Why do we look into the Law, into the Word? To see whether our souls appear as they should, to know whether our lives are aligned with the ideal to which we hold. Week by week we pray the confession and ask God to flick off the boogers that hang from our moustache, to tuck the tag down our shirt. Every service, we listen to God’s word, to learn what His voice sounds like and the kinds of things He says, so that we can discern His truth from the devil’s lies. Each Sunday, we pray not individuals, but as a single body to train us that the glories and wounds of any one member are shared by us all. We gather around the table, and join again as one body in the sharing of Christ’s one Body and Blood, uniting our selves at once with Him and each other. Looking into the Law is like tracing your letters in school: you have solid and dashed lines, and you can see the shapes dotted in the background.

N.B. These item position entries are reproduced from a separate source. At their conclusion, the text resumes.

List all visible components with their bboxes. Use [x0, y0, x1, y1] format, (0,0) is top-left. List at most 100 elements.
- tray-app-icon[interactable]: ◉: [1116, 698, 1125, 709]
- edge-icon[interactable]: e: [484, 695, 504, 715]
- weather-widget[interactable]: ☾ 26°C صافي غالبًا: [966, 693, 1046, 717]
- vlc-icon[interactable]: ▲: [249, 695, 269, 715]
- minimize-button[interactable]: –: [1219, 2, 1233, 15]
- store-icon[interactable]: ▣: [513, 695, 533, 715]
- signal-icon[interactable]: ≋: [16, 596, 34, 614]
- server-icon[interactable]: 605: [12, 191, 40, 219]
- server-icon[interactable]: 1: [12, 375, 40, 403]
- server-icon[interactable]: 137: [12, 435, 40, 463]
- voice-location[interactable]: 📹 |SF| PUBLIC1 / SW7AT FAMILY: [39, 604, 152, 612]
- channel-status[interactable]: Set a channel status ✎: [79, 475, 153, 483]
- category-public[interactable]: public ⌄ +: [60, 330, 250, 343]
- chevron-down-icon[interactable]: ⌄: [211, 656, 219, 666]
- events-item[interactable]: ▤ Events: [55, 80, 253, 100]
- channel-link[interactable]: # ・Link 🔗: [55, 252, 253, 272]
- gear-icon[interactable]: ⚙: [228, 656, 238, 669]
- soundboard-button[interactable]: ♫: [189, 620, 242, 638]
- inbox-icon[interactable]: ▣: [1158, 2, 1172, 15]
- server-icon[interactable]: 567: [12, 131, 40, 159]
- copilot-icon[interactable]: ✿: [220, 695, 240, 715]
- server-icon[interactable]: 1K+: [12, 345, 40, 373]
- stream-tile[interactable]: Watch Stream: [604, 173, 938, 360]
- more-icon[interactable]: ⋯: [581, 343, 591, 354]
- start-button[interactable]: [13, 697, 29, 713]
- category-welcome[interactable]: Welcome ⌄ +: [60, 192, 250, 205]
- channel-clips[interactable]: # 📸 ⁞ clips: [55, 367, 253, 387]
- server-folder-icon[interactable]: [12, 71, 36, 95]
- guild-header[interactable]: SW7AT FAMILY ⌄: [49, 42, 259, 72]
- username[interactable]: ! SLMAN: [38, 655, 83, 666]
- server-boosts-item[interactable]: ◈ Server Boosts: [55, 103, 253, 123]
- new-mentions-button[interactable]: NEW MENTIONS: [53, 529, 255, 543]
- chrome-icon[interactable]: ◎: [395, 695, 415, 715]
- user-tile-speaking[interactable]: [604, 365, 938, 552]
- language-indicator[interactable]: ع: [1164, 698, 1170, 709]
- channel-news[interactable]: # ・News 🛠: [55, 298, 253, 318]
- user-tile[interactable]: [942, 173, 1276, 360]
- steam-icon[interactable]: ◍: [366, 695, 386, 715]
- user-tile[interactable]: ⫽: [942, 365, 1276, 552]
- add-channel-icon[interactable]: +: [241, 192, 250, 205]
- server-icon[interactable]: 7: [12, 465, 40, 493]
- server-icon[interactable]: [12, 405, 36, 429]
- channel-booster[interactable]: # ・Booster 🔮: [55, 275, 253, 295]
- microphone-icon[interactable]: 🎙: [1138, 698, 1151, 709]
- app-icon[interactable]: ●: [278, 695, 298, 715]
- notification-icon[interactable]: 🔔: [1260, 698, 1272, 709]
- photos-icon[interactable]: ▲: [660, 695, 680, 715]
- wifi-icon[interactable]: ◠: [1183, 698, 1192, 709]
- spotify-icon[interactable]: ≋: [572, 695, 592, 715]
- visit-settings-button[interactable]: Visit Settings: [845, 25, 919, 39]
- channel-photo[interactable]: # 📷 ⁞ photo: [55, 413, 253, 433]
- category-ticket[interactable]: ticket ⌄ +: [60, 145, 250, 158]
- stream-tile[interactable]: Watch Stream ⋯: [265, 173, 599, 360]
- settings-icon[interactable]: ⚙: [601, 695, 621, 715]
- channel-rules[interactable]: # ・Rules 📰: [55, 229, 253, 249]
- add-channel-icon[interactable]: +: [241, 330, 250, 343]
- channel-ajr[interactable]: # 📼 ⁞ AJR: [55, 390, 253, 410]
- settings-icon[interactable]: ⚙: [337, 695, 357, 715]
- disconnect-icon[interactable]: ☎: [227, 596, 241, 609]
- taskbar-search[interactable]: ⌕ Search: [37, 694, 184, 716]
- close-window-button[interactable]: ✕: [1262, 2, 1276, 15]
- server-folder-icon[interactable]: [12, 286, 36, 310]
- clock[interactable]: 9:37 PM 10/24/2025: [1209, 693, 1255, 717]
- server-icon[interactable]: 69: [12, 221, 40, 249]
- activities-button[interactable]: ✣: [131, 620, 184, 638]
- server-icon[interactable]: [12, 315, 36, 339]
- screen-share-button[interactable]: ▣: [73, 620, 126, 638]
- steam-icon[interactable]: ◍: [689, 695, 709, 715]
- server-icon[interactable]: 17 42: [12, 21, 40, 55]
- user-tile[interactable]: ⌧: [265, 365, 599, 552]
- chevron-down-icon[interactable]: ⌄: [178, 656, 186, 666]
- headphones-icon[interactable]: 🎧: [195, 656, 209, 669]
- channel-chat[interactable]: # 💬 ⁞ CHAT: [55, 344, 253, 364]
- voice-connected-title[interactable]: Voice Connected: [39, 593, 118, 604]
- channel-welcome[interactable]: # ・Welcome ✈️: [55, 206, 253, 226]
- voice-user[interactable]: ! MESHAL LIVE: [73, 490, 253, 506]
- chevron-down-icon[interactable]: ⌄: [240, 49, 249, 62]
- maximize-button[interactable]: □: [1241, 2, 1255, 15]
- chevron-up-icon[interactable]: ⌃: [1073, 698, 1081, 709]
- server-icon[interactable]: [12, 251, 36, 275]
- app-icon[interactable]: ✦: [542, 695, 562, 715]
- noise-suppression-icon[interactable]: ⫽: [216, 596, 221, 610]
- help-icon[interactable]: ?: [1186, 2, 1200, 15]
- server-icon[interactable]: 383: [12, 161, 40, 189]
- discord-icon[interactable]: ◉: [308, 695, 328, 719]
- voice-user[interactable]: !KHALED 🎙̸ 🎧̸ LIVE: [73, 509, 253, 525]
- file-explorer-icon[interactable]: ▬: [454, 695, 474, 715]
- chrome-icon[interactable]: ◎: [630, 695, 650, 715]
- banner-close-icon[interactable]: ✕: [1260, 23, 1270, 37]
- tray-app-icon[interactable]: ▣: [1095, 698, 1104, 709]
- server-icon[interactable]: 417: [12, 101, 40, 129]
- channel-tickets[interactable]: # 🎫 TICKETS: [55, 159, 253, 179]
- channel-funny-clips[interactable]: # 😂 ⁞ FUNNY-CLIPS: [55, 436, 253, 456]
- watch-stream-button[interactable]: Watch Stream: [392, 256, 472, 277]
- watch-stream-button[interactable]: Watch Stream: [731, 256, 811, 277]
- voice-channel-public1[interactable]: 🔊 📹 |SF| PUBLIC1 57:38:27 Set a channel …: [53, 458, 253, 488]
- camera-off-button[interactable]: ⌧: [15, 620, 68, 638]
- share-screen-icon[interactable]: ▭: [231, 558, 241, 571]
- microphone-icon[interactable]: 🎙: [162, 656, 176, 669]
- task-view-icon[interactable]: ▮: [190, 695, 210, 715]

St. Augustine wrote: “We ought to look upon the commandments of God, whether they are read, or when they are recalled to memory, as a looking-glass, as the Apostle James saith. This man wisheth himself to be such, that he may regard as in a mirror the commandments of God, and may not be confounded; because he chooses not merely to be a hearer of them, but a doer” (on the Psalms). In the mirror of the commandments of God, we find the truest form of who we are. The world says, “inside you’re ugly like [we are]” (Staind, “Outside), but the word says, “keep looking, you’ve not dug deep enough.” There is more to us than meets the eye. The Law shows us that. Insofar as we align with it, we see the resemblance come out.

Jesus blasted the Pharisees, “Isaiah was right when he prophesied about you, as it is written: ‘These people honor me with their lips, but their hearts are far from me. They worship me in vain; their teachings are but rules taught by men.’ You have let go of the commands of God and are holding on to the traditions of men” (Mk. 7:6–8).

The Pharisees look to the Law, not to redefine who they were, but to justify who they were. The Law was not a mirror to look into; it was a legal text to be used for precedent. When so used, the Law becomes a dead-end road.

But remember, “The Law is paradise!” With the coming of Christ, the law was perfected, completed, made ready for man to live in it. There were moments, “Stand[ing] behind the wall, gazing through the windows, peering throught the lattice” (S.S. 2:9), that the transcendent was glimpsed.

“Blessed is the man who does not walk in the counsel of the wicked or stand in the way of sinners or sit in the seat of mockers. But his delight is in the law of the Lord, and on his law he meditates day and night. He is like a tree planed by streams of water, which yields its fruit in season and whose leaf does not wither. Whatever he does prospers” (Ps. 1:1–3).

“Blessed are they whose way is blameless, who walk according to the law of the Lord. Blessed are they who keep his statues and seek him with all their heart” (Ps. 119:1–2).

But in Christ we have the key to the story, the ending. Paul was able to read the law, “Do not muzzle an ox while it is treading out the grain” (1 Cor. 9:9), and see the spiritual truth behind the words, that the worker deserves his wages, as he told the Corinthians and assured Timothy (1 Ti. 5:18).

So, your homework this week is this: turn to the left in your Bibles. Go to the books of Moses, Exodus through Deuteronomy, and find an ordinance or law that seems mundane, whether the regulations for infectious skin diseases (Lev. 13), or “Do not wear clothes of wool and linen woven together” (Dt. 22:11). Meditate on it and seek the face of the Lawgiver. Look into the mirror and inspect whether the tie isn’t a little crooked. And if it is, make an adjustment.